** I wrote this post on October 27th. There’s been somethings that stalled the sharing but not the decision. It’s been confirmed daily, most days, hourly. I REALLY like to hold on 😉 **
This morning I made a decision. One I’ve seen, known, avoided, and refused to make direct eye contact with. One I’ve been through all the emotions over: anger, frustration, irritation, avoidance, sadness, grief, relief, peace, a little giddiness and excited anxiousness, again and again. I’m a “hold on and never let go” type of person. Letting go of something I love is not something my soul does.
But sometimes letting go is vital and necessary. Growing up I was afraid of things, of life, of people, the unknown and especially of change. Doing anything outside what I thought I had control over or being pushed out of my comfort zone wasn’t happening. I absolutely loved the idea of swinging from the rope that hung from a tree over the Mulberry River. I thought of climbing the tree, scooting out on the limb to grab the rope, pushing off, swinging high and splashing down. I could even gather all my courage to do all the climbing, scooting and grabbing, dig deeper and find some more courage to push off, but I was the one who just wouldn’t let go of the rope. More than once I swung back and hit the tree. Bless.
Y’all it’s time for me to let go of the rope. It’s time to splash in and swing my arms wide to what is next. The Lord has been calling me for quite some time to dive into what He has for me, trusting Him for what I cannot clearly see. Writing, Mad Acres, Monarch 61 are the things I have prayed fervently for years. Things I think I thought would miraculously just happen one day, all the while knowing, they would require a sacrifice on my part to receive, to see them come to life. When the Lord woke me in the middle of the night a year or more ago I shared the vision with my spiritual mentor. When I saw her a few days later she asked me when I was going to step away from Stirred so I could devote some uninterrupted time to writing. I haven’t done that. I’ve thought about it, wanted to do it, and logically and emotionally I know if I want to write, I have to do it, but I never made the space in my life to actually do it, and instead I created all kinds of reasons why I couldn’t. That’s a scary letting go.

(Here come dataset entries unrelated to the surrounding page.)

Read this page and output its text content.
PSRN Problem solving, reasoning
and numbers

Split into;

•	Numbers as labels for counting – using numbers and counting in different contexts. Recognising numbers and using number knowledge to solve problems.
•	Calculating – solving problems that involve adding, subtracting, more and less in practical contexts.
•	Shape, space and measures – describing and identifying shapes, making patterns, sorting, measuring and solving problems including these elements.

Letting go of Stirred is absurdly difficult. Not only has it been my dream, but also my safe haven, my healing place, likely the place I met a lot of you. I have learned, through the work and life of co-owning Stirred, that I can do more than I ever dreamed possible, physically, emotionally and mentally. When my life completely fell apart the Lord used Stirred and so many of you to hold all the pieces. I’m not only letting go of my coffee shop dream, but my place of safety. I climbed the tree, scooted out, I pushed off with all my strength and every ounce of courage I could find, but I haven’t been willing to let go of the rope. This morning I realized with clarity, there isn’t any safety and security in the rope. It’s just a matter of time until hanging on takes all my energy. The courage I needed to push off isn’t needed if all I’m doing is dangling above the water. I don’t want that. I don’t want to be the person who swings back, hits the tree a few times before dangling over the water, the momentum, courage, excitement, wasted and used up. I want to use all my courage and energy letting go and making a gigantic splash into whatever the Lord has for me next!
November 13th will be our last day to have Stirred open. I have no idea what things look like between here and there, or in the days after. I think I’ll rest a bit, write a lot, and continually say “yes Lord, here am I, let’s make a big o splash together!”